Après des mois de tensions qui ont fait des dizaines de morts, M. Condé a promulgué le texte par décret lu à la télévision nationale le même jour qu’il approuvait un « plan de riposte économique » au Covid-19, doté de plus de 3.000 milliards de francs guinéens (292 millions d’euros).

M. Condé, ancien opposant historique devenu premier président démocratiquement élu après des décennies de régimes autoritaires, a soumis le 22 mars aux Guinéens une proposition de Constitution censée, selon lui, doter son pays d’une loi fondamentale « moderne » qui, par exemple, interdit la circoncision féminine et le mariage des mineurs.

M. Condé a été élu en 2010 et réélu en 2015, et le nouveau texte, comme l’ancien, limite le nombre de mandats présidentiels à deux. Mais l’opposition l’accuse de vouloir prendre prétexte de la nouvelle Constitution pour remettre son compteur à zéro et chercher à se succéder fin 2020.
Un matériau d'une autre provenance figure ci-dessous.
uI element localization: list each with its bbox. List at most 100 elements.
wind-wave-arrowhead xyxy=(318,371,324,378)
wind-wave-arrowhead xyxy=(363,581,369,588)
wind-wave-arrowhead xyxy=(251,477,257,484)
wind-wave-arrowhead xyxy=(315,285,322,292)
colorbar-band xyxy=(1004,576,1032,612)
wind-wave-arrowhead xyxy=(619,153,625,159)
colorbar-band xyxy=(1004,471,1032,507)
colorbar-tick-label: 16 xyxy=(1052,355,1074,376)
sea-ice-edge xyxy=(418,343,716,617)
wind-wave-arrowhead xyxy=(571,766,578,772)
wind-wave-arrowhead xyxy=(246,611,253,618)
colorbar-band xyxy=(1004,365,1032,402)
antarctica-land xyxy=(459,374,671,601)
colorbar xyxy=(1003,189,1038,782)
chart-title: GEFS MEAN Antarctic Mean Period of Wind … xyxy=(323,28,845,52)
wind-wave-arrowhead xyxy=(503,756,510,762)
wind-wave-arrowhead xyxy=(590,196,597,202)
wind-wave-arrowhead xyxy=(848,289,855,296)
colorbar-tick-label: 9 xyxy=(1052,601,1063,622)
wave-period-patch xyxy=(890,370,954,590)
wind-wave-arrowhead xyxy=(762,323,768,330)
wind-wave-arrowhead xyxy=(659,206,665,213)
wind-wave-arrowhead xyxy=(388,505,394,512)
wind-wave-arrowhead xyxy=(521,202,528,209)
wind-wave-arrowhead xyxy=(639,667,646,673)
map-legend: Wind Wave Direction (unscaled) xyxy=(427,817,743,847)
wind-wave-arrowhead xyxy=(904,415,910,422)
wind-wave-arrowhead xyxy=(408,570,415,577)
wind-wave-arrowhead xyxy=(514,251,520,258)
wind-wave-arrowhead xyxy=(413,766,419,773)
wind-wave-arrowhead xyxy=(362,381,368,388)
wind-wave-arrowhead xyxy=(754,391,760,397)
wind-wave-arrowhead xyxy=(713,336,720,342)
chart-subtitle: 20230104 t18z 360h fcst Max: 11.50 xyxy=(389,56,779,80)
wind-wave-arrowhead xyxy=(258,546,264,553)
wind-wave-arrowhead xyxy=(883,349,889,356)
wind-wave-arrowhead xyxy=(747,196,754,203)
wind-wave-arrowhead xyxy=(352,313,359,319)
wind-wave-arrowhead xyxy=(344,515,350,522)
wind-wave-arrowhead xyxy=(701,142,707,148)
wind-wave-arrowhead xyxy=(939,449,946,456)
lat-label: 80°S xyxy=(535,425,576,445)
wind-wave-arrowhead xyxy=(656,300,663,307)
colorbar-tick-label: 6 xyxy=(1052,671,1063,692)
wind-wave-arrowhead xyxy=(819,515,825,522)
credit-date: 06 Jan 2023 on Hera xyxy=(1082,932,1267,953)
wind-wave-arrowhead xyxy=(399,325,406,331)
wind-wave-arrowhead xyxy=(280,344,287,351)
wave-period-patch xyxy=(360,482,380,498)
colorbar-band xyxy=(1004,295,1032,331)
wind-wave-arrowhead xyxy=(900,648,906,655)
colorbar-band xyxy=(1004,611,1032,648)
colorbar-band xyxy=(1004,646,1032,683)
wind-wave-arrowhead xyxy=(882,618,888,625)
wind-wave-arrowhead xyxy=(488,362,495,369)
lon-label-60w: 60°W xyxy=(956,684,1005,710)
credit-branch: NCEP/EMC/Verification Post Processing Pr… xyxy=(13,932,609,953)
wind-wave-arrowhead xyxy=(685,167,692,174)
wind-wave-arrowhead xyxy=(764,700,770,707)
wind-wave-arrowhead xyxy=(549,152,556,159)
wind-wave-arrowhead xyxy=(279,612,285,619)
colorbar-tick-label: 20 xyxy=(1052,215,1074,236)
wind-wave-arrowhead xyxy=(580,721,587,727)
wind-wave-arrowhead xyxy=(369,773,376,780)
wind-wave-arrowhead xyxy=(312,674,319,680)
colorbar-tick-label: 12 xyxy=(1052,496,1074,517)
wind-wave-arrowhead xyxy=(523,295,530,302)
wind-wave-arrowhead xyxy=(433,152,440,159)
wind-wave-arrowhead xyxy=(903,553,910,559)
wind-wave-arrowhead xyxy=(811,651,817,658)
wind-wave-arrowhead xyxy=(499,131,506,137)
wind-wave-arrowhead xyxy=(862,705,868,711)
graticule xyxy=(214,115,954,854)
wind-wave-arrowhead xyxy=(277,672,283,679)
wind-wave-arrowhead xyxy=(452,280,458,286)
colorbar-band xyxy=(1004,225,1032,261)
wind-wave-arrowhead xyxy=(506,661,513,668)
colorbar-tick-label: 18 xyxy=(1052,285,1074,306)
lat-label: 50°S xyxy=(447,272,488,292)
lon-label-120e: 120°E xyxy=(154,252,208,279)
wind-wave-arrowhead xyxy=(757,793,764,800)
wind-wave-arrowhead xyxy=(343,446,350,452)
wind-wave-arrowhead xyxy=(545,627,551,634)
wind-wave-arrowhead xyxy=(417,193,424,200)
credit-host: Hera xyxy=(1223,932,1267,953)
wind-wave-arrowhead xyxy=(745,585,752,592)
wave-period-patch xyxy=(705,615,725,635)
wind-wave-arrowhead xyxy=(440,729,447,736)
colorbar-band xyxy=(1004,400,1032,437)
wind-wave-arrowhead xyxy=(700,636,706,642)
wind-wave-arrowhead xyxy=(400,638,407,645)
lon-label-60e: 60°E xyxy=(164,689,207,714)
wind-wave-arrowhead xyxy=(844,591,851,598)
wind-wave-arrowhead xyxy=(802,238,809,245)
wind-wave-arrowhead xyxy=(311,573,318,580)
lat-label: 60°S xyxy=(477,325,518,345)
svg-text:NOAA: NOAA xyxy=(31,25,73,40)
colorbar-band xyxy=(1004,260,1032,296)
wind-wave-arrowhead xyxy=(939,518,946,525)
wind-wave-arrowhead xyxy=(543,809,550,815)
La proposition a recueilli près de 90% de « oui », selon la Cour constitutionnelle.

L’opposition a boycotté la consultation ainsi que les législatives organisées simultanément. Les Etats-Unis, l’Union européenne et la France ont remis en question la crédibilité du vote.

Le vote a été entaché de violences meurtrières.

Il s’est tenu malgré la contestation et la réprobation internationale, ainsi que l’apparition du coronavirus dans le pays.